29 Name: キタ━━━━━━━━( ・∀・)━━━━━━━━!!!! [Del]

Universities, as envisioned by humanists such as Humboldt, used to be places dedicated to the pursuit of knowledge. It was accepted that scientists were the elite of humanity, tirelessly working to change society, business, war, the human condition itself, indubitably for the better.

This is no longer the case.

Because of the stratification of society, it used to be that scientists came from the higher classes: the children of aristocrats and entrepreneurs. This was occasionally seen as a problem, and gifted children of the working classes were also supported, people such as Thomas Huxley. This idea that all the most enlightened spirits of humanity should be called upon to wrest the secrets of the universe from itself for the benefit of us all is embodied in nothing as much as the construction of Akademgorodok.

These days, science is subject to business, and scientists are no longer judged by the quality of their work, and the impact of same, but by the quantity of their publications. Whole faculties who by their nature don't benefit business are shut down.

It was Adolf Hitler, one who thought himself above the humanist education that his father had afforded him, who, in one of his more famous speeches, claimed that education rots his youth, that youth should excel insted in physical fitness. (Interesting as the man himself was worst of his class in physical education.) Under his leadership, scientists couldn't publish their knowledge freely. (Similar constraints existed elsewhere: In the Soviet Union, the construction of a much needed computer was sabotaged by the political leaders for fear that robots might cause unemployment; likewise, research into genetics was discouraged. And I am told that in America, scientists are not allowed to mention that the Earth is more than 6000 years old, nor that the sea temperature is rising exponentially.) Hitler also set up his own university where scientists were supposed to discover what he wanted to be true. (Unsurprisingly, the universe, final arbiter in all things scientific, disagreed with him, the, according to his autobiography, Second Coming.)

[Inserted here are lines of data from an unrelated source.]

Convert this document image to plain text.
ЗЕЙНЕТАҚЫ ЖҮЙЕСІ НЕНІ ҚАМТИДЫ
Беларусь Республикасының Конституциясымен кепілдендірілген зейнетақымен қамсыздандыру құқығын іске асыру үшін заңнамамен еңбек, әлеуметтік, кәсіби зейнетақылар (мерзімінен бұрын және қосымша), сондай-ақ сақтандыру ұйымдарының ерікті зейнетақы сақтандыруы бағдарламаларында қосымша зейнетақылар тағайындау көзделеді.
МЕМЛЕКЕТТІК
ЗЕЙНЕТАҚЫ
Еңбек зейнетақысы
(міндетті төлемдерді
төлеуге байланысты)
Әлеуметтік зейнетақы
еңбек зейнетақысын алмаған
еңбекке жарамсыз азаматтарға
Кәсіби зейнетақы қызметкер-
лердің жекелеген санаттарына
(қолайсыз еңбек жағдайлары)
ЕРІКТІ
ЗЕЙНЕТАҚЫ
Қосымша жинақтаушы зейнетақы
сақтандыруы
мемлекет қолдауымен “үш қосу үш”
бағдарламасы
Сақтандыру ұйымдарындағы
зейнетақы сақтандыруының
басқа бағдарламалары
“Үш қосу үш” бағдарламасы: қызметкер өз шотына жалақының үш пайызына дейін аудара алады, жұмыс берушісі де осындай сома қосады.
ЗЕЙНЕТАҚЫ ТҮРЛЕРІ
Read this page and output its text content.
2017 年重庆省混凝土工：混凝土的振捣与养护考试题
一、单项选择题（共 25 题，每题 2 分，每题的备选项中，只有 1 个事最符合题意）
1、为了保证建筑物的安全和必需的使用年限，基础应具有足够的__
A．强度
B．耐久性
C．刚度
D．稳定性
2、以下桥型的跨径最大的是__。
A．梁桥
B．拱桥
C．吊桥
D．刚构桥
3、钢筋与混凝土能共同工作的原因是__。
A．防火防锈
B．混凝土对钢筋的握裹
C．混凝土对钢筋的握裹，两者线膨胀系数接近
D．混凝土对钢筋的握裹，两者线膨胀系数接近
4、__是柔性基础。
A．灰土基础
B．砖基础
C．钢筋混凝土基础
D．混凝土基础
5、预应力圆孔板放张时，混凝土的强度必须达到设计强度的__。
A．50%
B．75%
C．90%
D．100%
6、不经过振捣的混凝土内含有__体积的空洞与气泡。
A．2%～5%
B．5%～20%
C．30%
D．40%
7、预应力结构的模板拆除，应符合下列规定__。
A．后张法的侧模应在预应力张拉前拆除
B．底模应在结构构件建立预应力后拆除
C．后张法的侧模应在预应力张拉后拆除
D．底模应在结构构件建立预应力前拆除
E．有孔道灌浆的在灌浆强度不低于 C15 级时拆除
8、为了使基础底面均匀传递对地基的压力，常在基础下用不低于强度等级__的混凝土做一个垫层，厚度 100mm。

These days, careers in science are discouraged by making them prohibitively expensive to pursue, titles being awarded as costly decorations rather than in recognition of academic achievements. Instead, there is rising demand for highly skilled working class employees. Those that would still pursue academic distiction do so in pursuit of a management position.

Acadmics, then, are now those members of society who were unable to find employment in industry, or unskilled in the mysteries of business management. Instead of being the light of humanity, they are reduced to being the waste products of education, as the saying goes: Those who can't do, teach. And yet those are the very people who survived higher education; hardly the dregs of society, many of whom are forced to resort to crime to survive.

(Hitler's prison camps consistently failed to turn a profit, even after unemployment was declared a jailable offense to bolster the numbers of the imprisoned. I hear that these days, great advances have been made in that regard in other countries, such that crime is now fundamental to the economy.)

This systematic destruction of science as an institution, this undermining of humanist endeavours, can not be feasible. Anti-intellectualism will bring about a dark age of ignorance, where those whose love for truth is too strong to succumb to religious indoctrination will have to resort to live in cloisters - and that didn't work out too well for the rest of society the last times it happened.